Obamacare has new insurance requirements for companies with more than 50 employees. At those companies, employees who work over 30 hours a week have to be provided with health insurance. This expensive health insurance mandate has firms backing off from hiring full-time employees.
As Bob Funk, founder of Express Employment Services, the country's fifth-largest employment agency, stated in a Wall Street Journal interview, "Obamacare has been an absolute boon for my business. I'm making a lot of money thanks to that law. We're up 8% this year. But it's just terrible for the country. I see that firsthand every day... Firms are just very reluctant to hire full-time workers. So they are taking on more temporary help, which is what we do."
The bull market rally has also helped boost many of the stocks in the staffing sector.
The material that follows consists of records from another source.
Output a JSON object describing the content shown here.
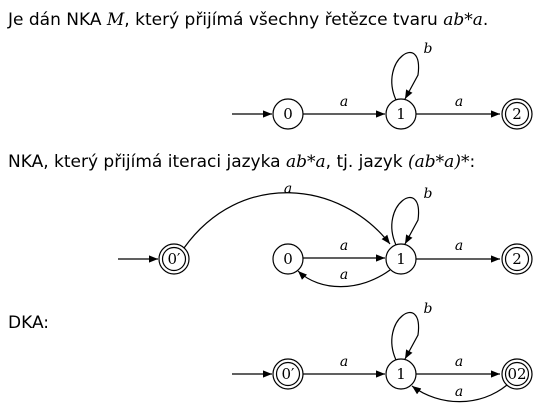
{
  "texts": {
    "intro_prefix": "Je dán NKA ",
    "intro_M": "M",
    "intro_middle": ", který přijímá všechny řetězce tvaru ",
    "intro_expr": "ab*a",
    "intro_suffix": ".",
    "iter_prefix": "NKA, který přijímá iteraci jazyka ",
    "iter_expr1": "ab*a",
    "iter_middle": ", tj. jazyk ",
    "iter_expr2": "(ab*a)*",
    "iter_suffix": ":",
    "dka_heading": "DKA:"
  },
  "automata": {
    "nka_m": {
      "states": [
        {
          "id": "s0",
          "label": "0",
          "final": false,
          "initial": true
        },
        {
          "id": "s1",
          "label": "1",
          "final": false,
          "initial": false
        },
        {
          "id": "s2",
          "label": "2",
          "final": true,
          "initial": false
        }
      ],
      "transitions": [
        {
          "from": "s0",
          "to": "s1",
          "symbol": "a"
        },
        {
          "from": "s1",
          "to": "s1",
          "symbol": "b"
        },
        {
          "from": "s1",
          "to": "s2",
          "symbol": "a"
        }
      ]
    },
    "nka_iteration": {
      "states": [
        {
          "id": "s0p",
          "label": "0′",
          "final": true,
          "initial": true
        },
        {
          "id": "s0",
          "label": "0",
          "final": false,
          "initial": false
        },
        {
          "id": "s1",
          "label": "1",
          "final": false,
          "initial": false
        },
        {
          "id": "s2",
          "label": "2",
          "final": true,
          "initial": false
        }
      ],
      "transitions": [
        {
          "from": "s0p",
          "to": "s1",
          "symbol": "a"
        },
        {
          "from": "s0",
          "to": "s1",
          "symbol": "a"
        },
        {
          "from": "s1",
          "to": "s0",
          "symbol": "a"
        },
        {
          "from": "s1",
          "to": "s1",
          "symbol": "b"
        },
        {
          "from": "s1",
          "to": "s2",
          "symbol": "a"
        }
      ]
    },
    "dka": {
      "states": [
        {
          "id": "s0p",
          "label": "0′",
          "final": true,
          "initial": true
        },
        {
          "id": "s1",
          "label": "1",
          "final": false,
          "initial": false
        },
        {
          "id": "s02",
          "label": "02",
          "final": true,
          "initial": false
        }
      ],
      "transitions": [
        {
          "from": "s0p",
          "to": "s1",
          "symbol": "a"
        },
        {
          "from": "s1",
          "to": "s1",
          "symbol": "b"
        },
        {
          "from": "s1",
          "to": "s02",
          "symbol": "a"
        },
        {
          "from": "s02",
          "to": "s1",
          "symbol": "a"
        }
      ]
    }
  }
}
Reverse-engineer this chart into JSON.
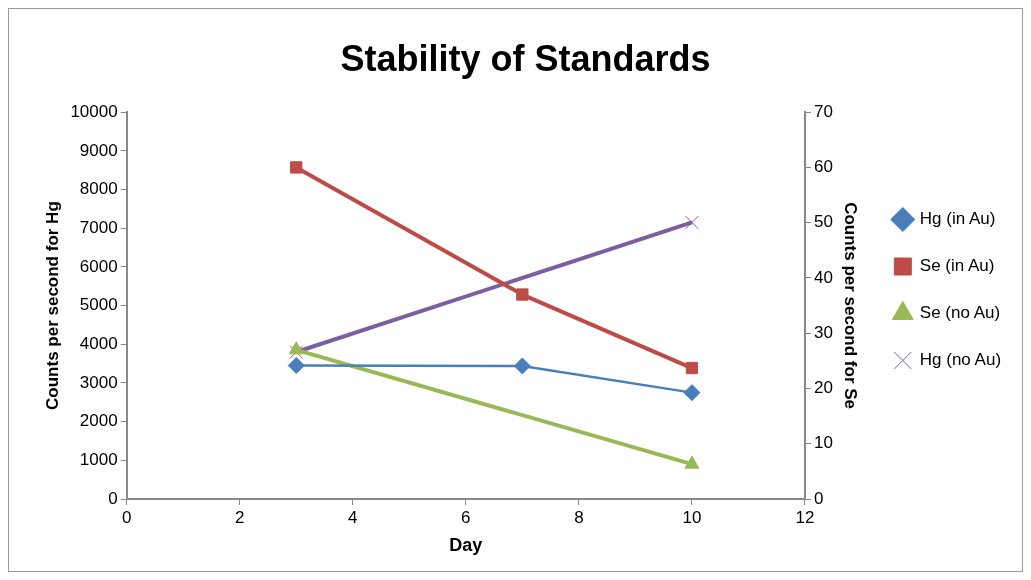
{
  "chart_data": {
    "type": "line",
    "title": "Stability of Standards",
    "xlabel": "Day",
    "ylabel": "Counts per second for Hg",
    "y2label": "Counts per second for Se",
    "x": [
      3,
      7,
      10
    ],
    "series": [
      {
        "name": "Hg (in Au)",
        "color": "#4a7ebb",
        "marker": "diamond",
        "values": [
          3450,
          3440,
          2750
        ]
      },
      {
        "name": "Se (in Au)",
        "color": "#be4b48",
        "marker": "square",
        "axis": "y2",
        "values": [
          60,
          37,
          23.7
        ]
      },
      {
        "name": "Se (no Au)",
        "color": "#98b954",
        "marker": "triangle",
        "axis": "y2",
        "values": [
          27,
          null,
          6.3
        ]
      },
      {
        "name": "Hg (no Au)",
        "color": "#7d5fa0",
        "marker": "cross",
        "values": [
          3800,
          null,
          7150
        ]
      }
    ],
    "xlim": [
      0,
      12
    ],
    "xticks": [
      0,
      2,
      4,
      6,
      8,
      10,
      12
    ],
    "ylim": [
      0,
      10000
    ],
    "yticks": [
      0,
      1000,
      2000,
      3000,
      4000,
      5000,
      6000,
      7000,
      8000,
      9000,
      10000
    ],
    "y2lim": [
      0,
      70
    ],
    "y2ticks": [
      0,
      10,
      20,
      30,
      40,
      50,
      60,
      70
    ],
    "grid": false,
    "legend": "right",
    "line_style": "solid"
  }
}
The analyst community remains very optimistic about the future for many of these companies. Up nearly 60% for 2013, to around $25.25, the mean analyst target price for TrueBlue for the next year is $29.43. Robert Half International has risen more than 46% this year, but the analyst prediction is $44.46 for the next year.
The staffing and outsourcing industry should continue to reward shareholders no matter the magnitude of the economic recovery in the United States.
Jonathan Yates does not have a position in any of the stocks mentioned in the article.
This article is commentary by an independent contributor, separate from TheStreet's regular news coverage.